1. Exploratory Data Analysis (EDA)
EDA is the process that I started with and continued using throughout the competition to understand the data, to spot some useful patterns, and to choose proper parameters for some functions.
The image below shows the 3 phases of some signal:
2. The Submission Code
The submission code is the code used to produce the submission file that competitors submit to Kaggle.
Reading the Data
The signal readings were provided in Parquet format which is a
column-oriented storage format of the Apache Hadoop ecosystem. To read this data in
Python and store it Pandas dataframe, we used a function from pyarrow
package, then transposed the output of the function to get a row-oriented storage
format.
Feature Engineering
This is the most important part and the one that took most of the time. Because each of the signals has 800,000 readings, it's essential that we extract features from those readings in order to build a proper training and test datasets. Training a model with 800,000 features is not feasible with the machines that we have access to. In this part, for each of the training and test signals, I did the following:
Signal Filtering
All the operations described below are done after filtering the signals that contain a lot of noise as described above. To do so, we applied Scikit-image's wavelet denoising followed by Scipy's Butterworth filter. The image below shows the same signal before filtering (in orange) and after filtering (in blue). The overlapping is shown in dark red:
Peak Calculation
I used Scipy's scipy.signal.find_peaks
function to extract useful
features from the signals. Here is a part of Scipy
documentation about find_peaks
function:
Find peaks inside a signal based on peak properties.
This function takes a one-dimensional array and finds all local maxima by simple comparison of neighbouring values. Optionally, a subset of these peaks can be selected by specifying conditions for a peak’s properties.
I used this function with different parameter combinations.
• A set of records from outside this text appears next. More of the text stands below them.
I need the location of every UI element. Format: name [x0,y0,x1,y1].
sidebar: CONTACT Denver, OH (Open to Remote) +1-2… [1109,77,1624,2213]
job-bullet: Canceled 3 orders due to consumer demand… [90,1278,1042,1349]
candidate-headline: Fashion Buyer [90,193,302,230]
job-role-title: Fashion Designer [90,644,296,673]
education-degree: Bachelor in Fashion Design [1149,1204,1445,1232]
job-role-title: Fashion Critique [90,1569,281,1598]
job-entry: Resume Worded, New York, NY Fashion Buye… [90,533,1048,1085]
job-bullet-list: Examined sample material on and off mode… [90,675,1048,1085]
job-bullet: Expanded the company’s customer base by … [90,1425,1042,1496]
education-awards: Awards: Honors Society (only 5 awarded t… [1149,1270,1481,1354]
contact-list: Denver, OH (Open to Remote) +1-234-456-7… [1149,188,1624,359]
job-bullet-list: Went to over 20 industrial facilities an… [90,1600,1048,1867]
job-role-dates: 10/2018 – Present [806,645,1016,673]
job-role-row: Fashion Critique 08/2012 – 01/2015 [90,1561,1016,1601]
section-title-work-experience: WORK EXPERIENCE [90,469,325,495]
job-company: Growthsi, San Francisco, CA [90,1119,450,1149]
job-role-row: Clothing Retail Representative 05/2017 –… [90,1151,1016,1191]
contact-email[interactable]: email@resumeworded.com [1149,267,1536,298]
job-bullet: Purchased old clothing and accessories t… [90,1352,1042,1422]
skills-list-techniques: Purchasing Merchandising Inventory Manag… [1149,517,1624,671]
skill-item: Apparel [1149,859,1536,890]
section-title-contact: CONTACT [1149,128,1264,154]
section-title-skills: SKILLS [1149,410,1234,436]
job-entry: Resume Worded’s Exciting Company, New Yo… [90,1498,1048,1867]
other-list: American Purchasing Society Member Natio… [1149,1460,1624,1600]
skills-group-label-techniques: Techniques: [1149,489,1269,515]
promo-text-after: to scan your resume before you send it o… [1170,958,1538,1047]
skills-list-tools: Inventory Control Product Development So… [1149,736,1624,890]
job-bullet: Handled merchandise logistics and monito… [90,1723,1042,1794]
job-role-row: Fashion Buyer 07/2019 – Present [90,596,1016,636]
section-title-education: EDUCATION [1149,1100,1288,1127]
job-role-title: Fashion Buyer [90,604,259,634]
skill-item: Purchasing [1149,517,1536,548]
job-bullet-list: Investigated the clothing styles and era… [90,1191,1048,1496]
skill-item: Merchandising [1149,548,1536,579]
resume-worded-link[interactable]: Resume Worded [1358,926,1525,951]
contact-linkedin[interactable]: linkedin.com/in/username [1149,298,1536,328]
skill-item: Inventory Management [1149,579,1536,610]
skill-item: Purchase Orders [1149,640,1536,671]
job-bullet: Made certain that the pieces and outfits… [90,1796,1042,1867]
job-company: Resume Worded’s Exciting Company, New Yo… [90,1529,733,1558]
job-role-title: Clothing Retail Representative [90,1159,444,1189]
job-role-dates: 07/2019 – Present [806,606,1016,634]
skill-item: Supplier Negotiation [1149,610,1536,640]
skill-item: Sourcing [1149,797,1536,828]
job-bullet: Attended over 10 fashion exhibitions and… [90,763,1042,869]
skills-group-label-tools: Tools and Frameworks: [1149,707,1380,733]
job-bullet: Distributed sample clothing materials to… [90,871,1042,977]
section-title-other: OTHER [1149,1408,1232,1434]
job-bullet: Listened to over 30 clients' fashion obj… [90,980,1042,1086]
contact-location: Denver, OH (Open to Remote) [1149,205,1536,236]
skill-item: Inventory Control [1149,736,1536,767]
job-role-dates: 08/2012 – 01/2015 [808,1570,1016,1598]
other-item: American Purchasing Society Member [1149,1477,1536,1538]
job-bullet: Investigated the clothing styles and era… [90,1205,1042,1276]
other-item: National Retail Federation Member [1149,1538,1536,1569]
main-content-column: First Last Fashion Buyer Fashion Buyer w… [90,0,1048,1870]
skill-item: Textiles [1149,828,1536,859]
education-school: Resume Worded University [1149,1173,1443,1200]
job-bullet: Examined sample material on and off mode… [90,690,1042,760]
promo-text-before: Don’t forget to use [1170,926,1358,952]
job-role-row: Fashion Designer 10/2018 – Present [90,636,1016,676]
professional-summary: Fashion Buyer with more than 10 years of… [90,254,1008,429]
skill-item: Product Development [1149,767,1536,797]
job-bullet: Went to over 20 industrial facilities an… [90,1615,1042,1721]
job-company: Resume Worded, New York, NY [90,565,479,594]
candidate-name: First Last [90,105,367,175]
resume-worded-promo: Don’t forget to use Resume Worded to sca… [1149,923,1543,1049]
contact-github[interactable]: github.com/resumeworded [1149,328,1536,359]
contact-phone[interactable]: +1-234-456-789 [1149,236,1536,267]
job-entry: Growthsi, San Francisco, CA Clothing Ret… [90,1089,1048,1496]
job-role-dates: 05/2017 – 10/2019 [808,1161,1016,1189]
For example, one time I
used it to find peaks in the signal whose height is more than 5; another time for when
the height is bigger than 15; another for when peak height is bigger than 15 and the
horizontal distance between neighboring peaks is more than 25 samples; another for when
peak height is bigger than 25 and peak width is more than 10 samples; etc. I also used
Scipy's scipy.signal.peak_prominences
and
scipy.signal.peak_widths
to get the maximum and minimum peak prominence and
width. This gave us around 140 features.
I performed the peak calculation process described above to calculate negative peaks. For example, to get the peaks whose height is bigger than 5 (positive peaks), you would write:
scipy.signal.find_peaks(signal, height=(5, None))
But if you want the corresponding negative peaks (peaks whose height is smaller than -5), you would write:
scipy.signal.find_peaks(signal, height=(None, -5))
Signal Statistical Info
I used Numpy to calculate some statistics of the signals like the mean, standard deviation, minimum, maximum, skewness, 30th percentile, 70th percentile, etc.
Feature Selection
I used LightGBM's feature_importance
function to get the most
important features so instead of around 300 features, we selected the most important 68
features and then added features that represent the subtraction of some features from
others; that's because we calculated peak information for positive and negative
peaks, so I figured that it might be useful to subtract the features of negative peaks
from the features of positive peaks.
Modeling
For modeling, I used multiple classification models where each model predicts the probability of the existence of partial discharge in some signal, then the probabilities produced by all models are added and averaged (weighted average), and finally, a threshold value is used to convert the final probability to 0 or 1 (for example, if the probability is less than 0.51, then 1, else 0).
The models used are: LightGBM, XGBoost, CatBoost, Scikit-learn's K Nearest Neighbors, Scikit-learn's Neural Network, Scikit-learn's Logistic Regression, Scikit-learn's Gaussian Naive Bayes.
The code used is available in this
Github repository. First final_v1
is run and the resulting dataframe
is stored, then the same for final_v2
, and finally final_sub
is run which use the dataframes produced by the former two.